See how DeepMind play games with reinforcement learning

Source: Internet
Author: User

Introduction

Speaking of the coolest branch of machine learning, deep learning and reinforcement Learning (hereinafter referred to as DL and RL). These two are not only in the actual application of the cool, in the machine learning theory also has a good performance. DeepMind staff and the essence of the two, in the Stella Simulator to allow the machine to play their own 7 Atari 2600 of the game, the result is playing out of the Americas, into the world, beyond the limits of species. Not only overcame other robots, but even surpassed the human game experts in 3 of these games. Oh, forget to say, Atari 2600 is the 80 's popular American game machine, of course you will not like it now. What does it look like? Play the hottest Flappy Bird right now!

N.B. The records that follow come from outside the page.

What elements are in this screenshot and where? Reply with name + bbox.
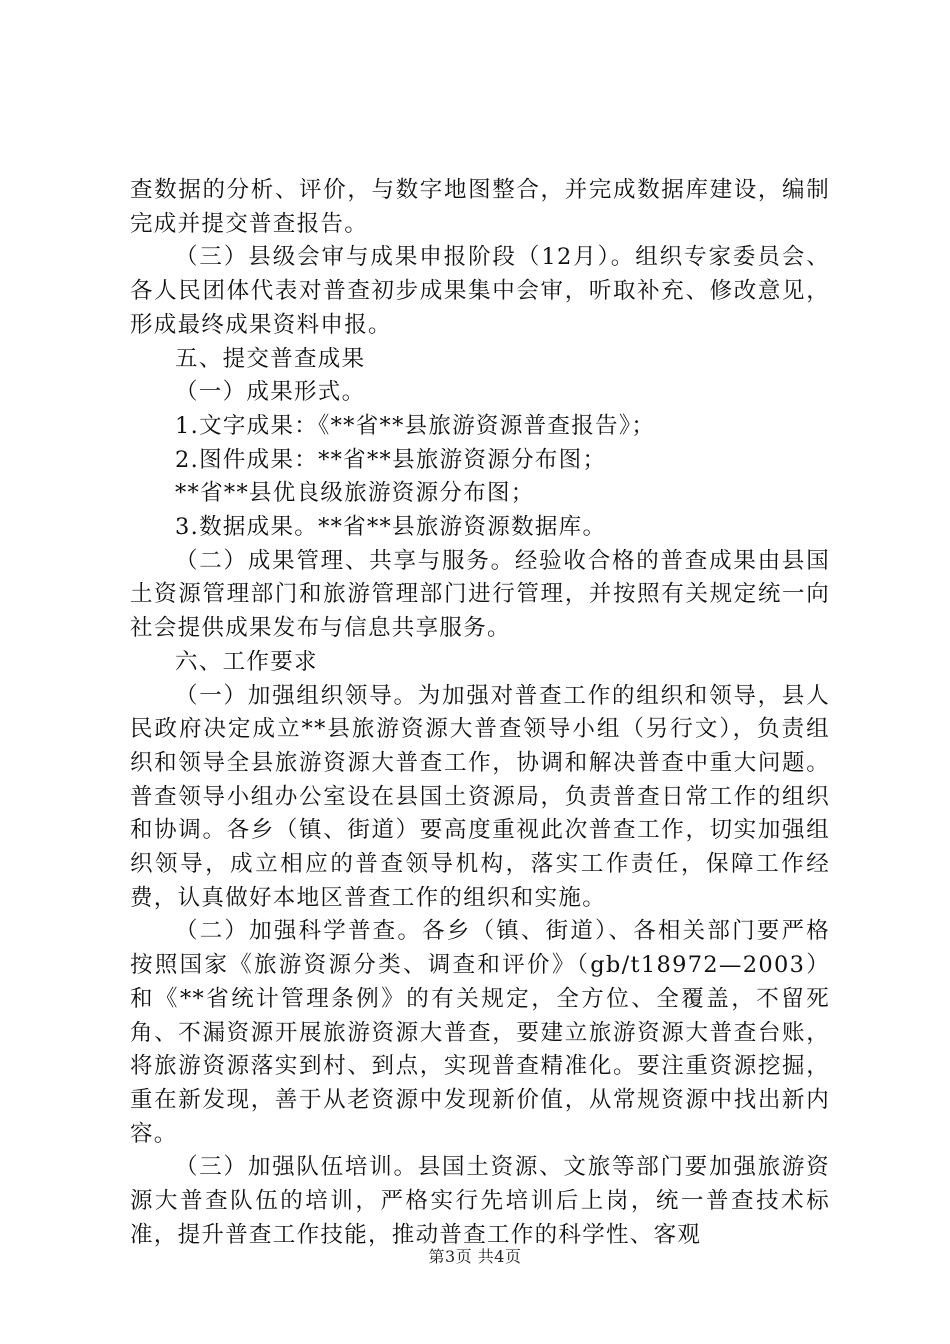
list-item-map-results: 2.图件成果：**省**县旅游资源分布图；: [175, 446, 607, 473]
document-body: [130, 174, 830, 1253]
paragraph-organization: （一）加强组织领导。为加强对普查工作的组织和领导，县人民政府决定成立**县旅游资源大普查领导小组（另行文），负责组织和领导全县旅游资源大普查工作，协调和解决普查中重大问题。普查领导小组办公室设在县国土资源局，负责普查日常工作的组织和协调。各乡（镇、街道）要高度重视此次普查工作，切实加强组织领导，成立相应的普查领导机构，落实工作责任，保障工作经费，认真做好本地区普查工作的组织和实施。: [130, 682, 830, 911]
paragraph-results-management: （二）成果管理、共享与服务。经验收合格的普查成果由县国土资源管理部门和旅游管理部门进行管理，并按照有关规定统一向社会提供成果发布与信息共享服务。: [130, 547, 830, 642]
paragraph-training: （三）加强队伍培训。县国土资源、文旅等部门要加强旅游资源大普查队伍的培训，严格实行先培训后上岗，统一普查技术标准，提升普查工作技能，推动普查工作的科学性、客观: [130, 1154, 830, 1248]
subheading-results-form: （一）成果形式。: [175, 379, 366, 406]
paragraph-scientific-survey: （二）加强科学普查。各乡（镇、街道）、各相关部门要严格按照国家《旅游资源分类、调查和评价》（gb/t18972—2003）和《**省统计管理条例》的有关规定，全方位、全覆盖，不留死角、不漏资源开展旅游资源大普查，要建立旅游资源大普查台账，将旅游资源落实到村、到点，实现普查精准化。要注重资源挖掘，重在新发现，善于从老资源中发现新价值，从常规资源中找出新内容。: [130, 918, 830, 1147]
section-heading-5: 五、提交普查成果: [175, 345, 366, 372]
page-footer: 第3页 共4页: [428, 1247, 522, 1266]
list-item-map-results-cont: **省**县优良级旅游资源分布图；: [175, 480, 535, 507]
paragraph-1: 查数据的分析、评价，与数字地图整合，并完成数据库建设，编制完成并提交普查报告。: [130, 177, 830, 237]
list-item-text-results: 1.文字成果：《**省**县旅游资源普查报告》；: [175, 412, 656, 439]
paragraph-2: （三）县级会审与成果申报阶段（12月）。组织专家委员会、各人民团体代表对普查初步成果集中会审，听取补充、修改意见，形成最终成果资料申报。: [130, 244, 830, 338]
list-item-data-results: 3.数据成果。**省**县旅游资源数据库。: [175, 514, 607, 541]
section-heading-6: 六、工作要求: [175, 648, 318, 675]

Gossip less, look at the preparations. The first is a Atari 2600, which is estimated to have been found by developers rummaging through their parents ' waste disposal bins. Wait a minute, what's going on with the rust? The battery is not fit to say! Calm...... By Stella portrait to build a simulator, and even for academia dedicated to contribute to the arcade Learning environment, mother no longer need to worry about my research. Input information is the current screen of the simulator, output to the selection of rocker and button "a-b-b-a--up-down", academic point is the current state of the legal operation set. The goal, of course, is to win the game and score the more.

And then it's playing games. As a cool and cool scientist, you will not play the game personally, of course, is also afraid of the boss found. However, if you want machines to play games, you have to figure out how humans play the game:

First, the game starts, stays at the initial moment. Then, the game scene starts to transform, the player eye captures the change of the picture, transmits the visual signal to the cerebral cortex for processing.

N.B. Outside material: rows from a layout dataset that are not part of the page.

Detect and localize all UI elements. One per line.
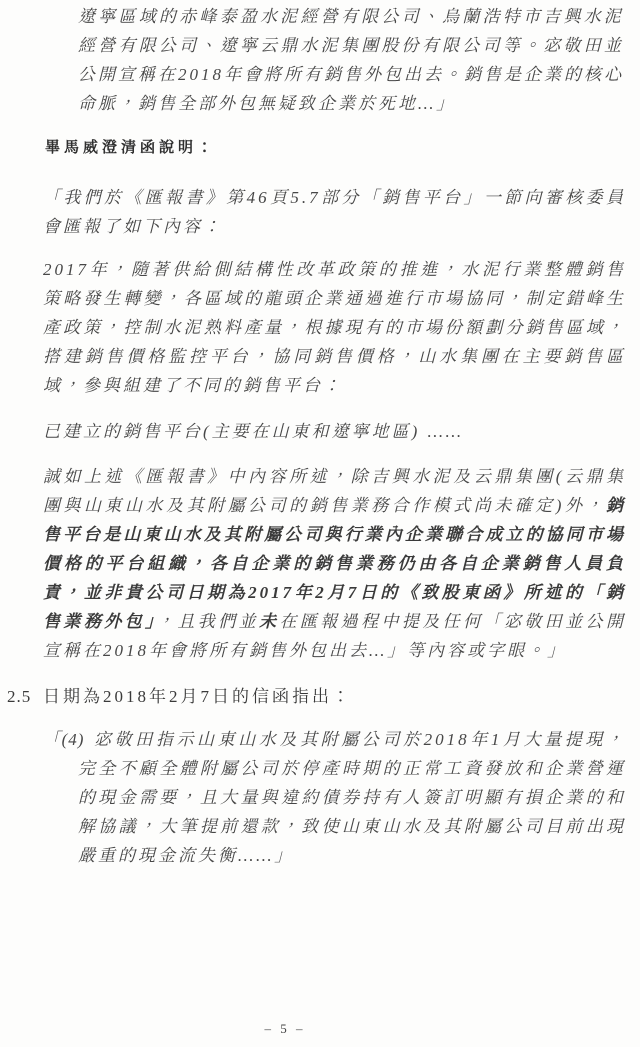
closing-segment-2-bold: 銷售平台是山東山水及其附屬公司與行業內企業聯合成立的協同市場價格的平台組織，各自企業的銷售業務仍由各自企業銷售人員負責，並非貴公司日期為2017年2月7日的《致股東函》所述的「銷售業務外包」: [43, 496, 626, 631]
kpmg-quote-established-platforms: 已建立的銷售平台(主要在山東和遼寧地區) ……: [43, 422, 464, 441]
closing-segment-4-bold: 未: [259, 612, 280, 631]
letter-excerpt-item-4: [43, 725, 626, 870]
closing-segment-5: 在匯報過程中提及任何「宓敬田並公開宣稱在2018年會將所有銷售外包出去…」等內容或字眼。」: [43, 612, 627, 660]
letter-excerpt-text: 宓敬田指示山東山水及其附屬公司於2018年1月大量提現，完全不顧全體附屬公司於停產時期的正常工資發放和企業營運的現金需要，且大量與違約債券持有人簽訂明顯有損企業的和解協議，大筆提前還款，致使山東山水及其附屬公司目前出現嚴重的現金流失衡……」: [78, 730, 627, 865]
item-text: 日期為2018年2月7日的信函指出：: [43, 687, 352, 706]
kpmg-quote-intro: 「我們於《匯報書》第46頁5.7部分「銷售平台」一節向審核委員會匯報了如下內容：: [43, 188, 626, 236]
letter-excerpt-marker: 「(4): [43, 730, 85, 749]
kpmg-quote-2017-policy: 2017年，隨著供給側結構性改革政策的推進，水泥行業整體銷售策略發生轉變，各區域的龍頭企業通過進行市場協同，制定錯峰生產政策，控制水泥熟料產量，根據現有的市場份額劃分銷售區域，搭建銷售價格監控平台，協同銷售價格，山水集團在主要銷售區域，參與組建了不同的銷售平台：: [43, 260, 626, 395]
numbered-item-2-5: [7, 682, 626, 711]
closing-segment-1: 誠如上述《匯報書》中內容所述，除吉興水泥及云鼎集團(云鼎集團與山東山水及其附屬公司的銷售業務合作模式尚未確定)外，: [43, 467, 626, 515]
closing-segment-3: ，且我們並: [156, 612, 260, 631]
footer-page-number: – 5 –: [264, 1021, 306, 1036]
quoted-passage-continuation: 遼寧區域的赤峰泰盈水泥經營有限公司、烏蘭浩特市吉興水泥經營有限公司、遼寧云鼎水泥集團股份有限公司等。宓敬田並公開宣稱在2018年會將所有銷售外包出去。銷售是企業的核心命脈，銷售全部外包無疑致企業於死地…」: [78, 7, 624, 113]
item-number: 2.5: [7, 687, 32, 706]
kpmg-clarification-heading: 畢馬威澄清函說明：: [45, 140, 217, 156]
kpmg-quote-closing: [43, 462, 626, 665]
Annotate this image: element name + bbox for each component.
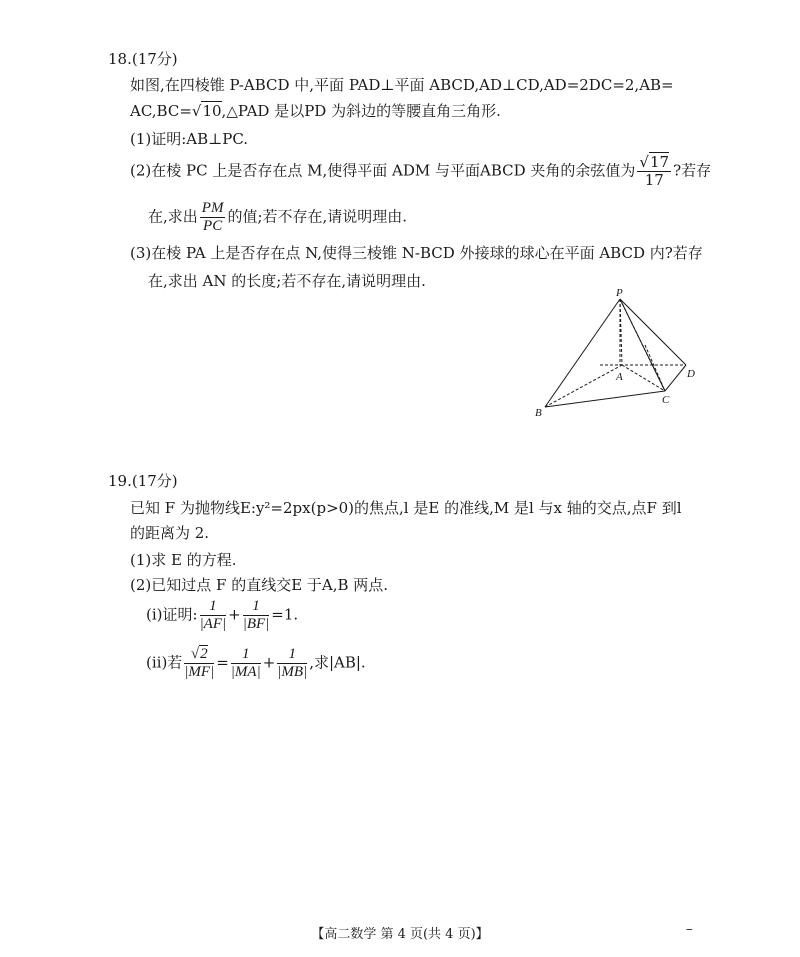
- edge-inner-2: [645, 345, 665, 391]
- q19-sub2-one-b: 1: [277, 646, 307, 664]
- q19-sub1: [146, 598, 298, 633]
- edge-AB: [545, 365, 622, 407]
- q19-sub2-suffix: ,求|AB|.: [309, 653, 366, 672]
- sqrt-symbol: √: [639, 153, 649, 171]
- label-A: A: [616, 371, 623, 383]
- q18-part3-line2: 在,求出 AN 的长度;若不存在,请说明理由.: [148, 272, 426, 290]
- q19-mf: |MF|: [184, 664, 215, 680]
- q19-sub1-prefix: (ⅰ)证明:: [146, 605, 198, 624]
- q18-number: 18.(17分): [108, 50, 178, 68]
- label-P: P: [616, 287, 623, 299]
- q18-stem-line2-suffix: ,△PAD 是以PD 为斜边的等腰直角三角形.: [221, 102, 501, 120]
- q19-frac-mb: [277, 646, 307, 681]
- q19-sub1-suffix: =1.: [271, 605, 299, 624]
- q18-part1: (1)证明:AB⊥PC.: [130, 130, 249, 148]
- edge-PC-inner: [620, 299, 665, 391]
- label-D: D: [687, 368, 695, 380]
- q19-ma: |MA|: [230, 664, 261, 680]
- q18-sqrt10: 10: [202, 102, 222, 120]
- sqrt-symbol: √: [190, 646, 200, 662]
- q19-part2: (2)已知过点 F 的直线交E 于A,B 两点.: [130, 576, 389, 594]
- q19-frac-af: [200, 598, 227, 633]
- q18-pm: PM: [201, 200, 224, 216]
- q18-part2-line1-suffix: ?若存: [673, 161, 712, 180]
- q18-stem-line2-prefix: AC,BC=: [130, 102, 192, 120]
- q18-part2-line2-suffix: 的值;若不存在,请说明理由.: [227, 207, 408, 226]
- q19-sqrt2: 2: [200, 646, 208, 662]
- q19-sub2-eq: =: [216, 653, 229, 672]
- page-footer: 【高二数学 第 4 页(共 4 页)】: [311, 927, 489, 942]
- q18-frac-num: 17: [649, 153, 670, 171]
- edge-CD: [665, 365, 686, 391]
- q18-part2-line1-prefix: (2)在棱 PC 上是否存在点 M,使得平面 ADM 与平面ABCD 夹角的余弦值为: [130, 161, 636, 180]
- q19-af: |AF|: [199, 616, 227, 632]
- q18-part2-line2: [148, 200, 407, 235]
- q19-stem-line2: 的距离为 2.: [130, 524, 210, 542]
- corner-mark: –: [686, 922, 693, 937]
- q18-part2-fraction: [637, 154, 671, 189]
- q18-pm-pc-fraction: [200, 200, 226, 235]
- sqrt-symbol: √: [191, 102, 202, 120]
- label-C: C: [662, 394, 670, 406]
- q19-one-a: 1: [200, 598, 227, 616]
- q19-sub2-prefix: (ⅱ)若: [146, 653, 183, 672]
- q19-stem-line1: 已知 F 为抛物线E:y²=2px(p>0)的焦点,l 是E 的准线,M 是l 与x 轴的交点,点F 到l: [130, 499, 682, 517]
- q19-frac-bf: [243, 598, 270, 633]
- q18-part3-line1: (3)在棱 PA 上是否存在点 N,使得三棱锥 N-BCD 外接球的球心在平面 ABCD 内?若存: [130, 244, 703, 262]
- edge-BC: [545, 391, 665, 407]
- edge-PD: [620, 299, 686, 365]
- q19-bf: |BF|: [242, 616, 270, 632]
- q18-stem-line2: [130, 100, 501, 121]
- pyramid-figure: [520, 285, 710, 420]
- q19-part1: (1)求 E 的方程.: [130, 551, 237, 569]
- q19-sub2: [146, 646, 366, 681]
- q19-number: 19.(17分): [108, 472, 178, 490]
- q19-frac-ma: [231, 646, 261, 681]
- q18-part2-line2-prefix: 在,求出: [148, 207, 198, 226]
- q19-frac-mf: [184, 646, 214, 681]
- q19-mb: |MB|: [277, 664, 308, 680]
- edge-PB: [545, 299, 620, 407]
- q18-stem-line1: 如图,在四棱锥 P-ABCD 中,平面 PAD⊥平面 ABCD,AD⊥CD,AD=2DC=2,AB=: [130, 76, 674, 94]
- q19-sub2-plus: +: [262, 653, 276, 672]
- q19-one-b: 1: [243, 598, 270, 616]
- q19-sub2-one-a: 1: [231, 646, 261, 664]
- q19-sub1-plus: +: [228, 605, 241, 624]
- q18-part2-line1: [130, 154, 711, 189]
- q18-pc: PC: [203, 218, 223, 234]
- label-B: B: [535, 407, 542, 419]
- q18-frac-den: 17: [644, 171, 664, 189]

After that, the cortex transforms the visual signal into the semantic information of the game and, through experience guidance, maps the semantic information to the action that should be performed, and then transmits the signal to the body, such as the finger action, after the mapping. After the operation, the game scene into the next frame, the player gets a certain return, such as over the pass, or to eat gold coins. So loop until the game is over.

Think about this process, the things that happen inside the game are not what players need to think about, and the player can cover only the right half of the game loop. That is, input visual signal, output finger action. And the finger moves to the next frame scene, and the player gets rewarded is the game inside the process.

Now that you understand the human player's processes and break down parts of the game that actually require the player, the next step is to replace the human player with the machine. To differentiate, the machine player is usually referred to as the agent. Similar to the actions of human players, the agent is responsible for:

From the last frame return signal learn to play the game of knowledge, that is, experience (what kind of scene needs what operation)

Processing and understanding of visual signals (dimensionality reduction, high-level feature extraction)

Choose the right experience (action) based on experience and high level visual characteristics.

Action feedback to the game, that is, the player's manual part

So, the game is the more play the better, the human player so, agent also. Since the process has been portrayed, with the development of DL and RL, the real is not a problem. Below, first look at how the RL is to promote agent learning. Then we will talk about how the DL is reasonably placed into the RL learning framework, and how to play a role. Then, you will emphasize the difficulty of both in the game agent operation and how to solve the actual problem. Finally, to see how the agent game play. The summary involves the sublimation of the RL.

Contact Us

The content source of this page is from Internet, which doesn't represent Alibaba Cloud's opinion; products and services mentioned on that page don't have any relationship with Alibaba Cloud. If the content of the page makes you feel confusing, please write us an email, we will handle the problem within 5 days after receiving your email.

If you find any instances of plagiarism from the community, please send an email to: info-contact@alibabacloud.com and provide relevant evidence. A staff member will contact you within 5 working days.

A Free Trial That Lets You Build Big!

Start building with 50+ products and up to 12 months usage for Elastic Compute Service

  • Sales Support

    1 on 1 presale consultation

  • After-Sales Support

    24/7 Technical Support 6 Free Tickets per Quarter Faster Response

  • Alibaba Cloud offers highly flexible support services tailored to meet your exact needs.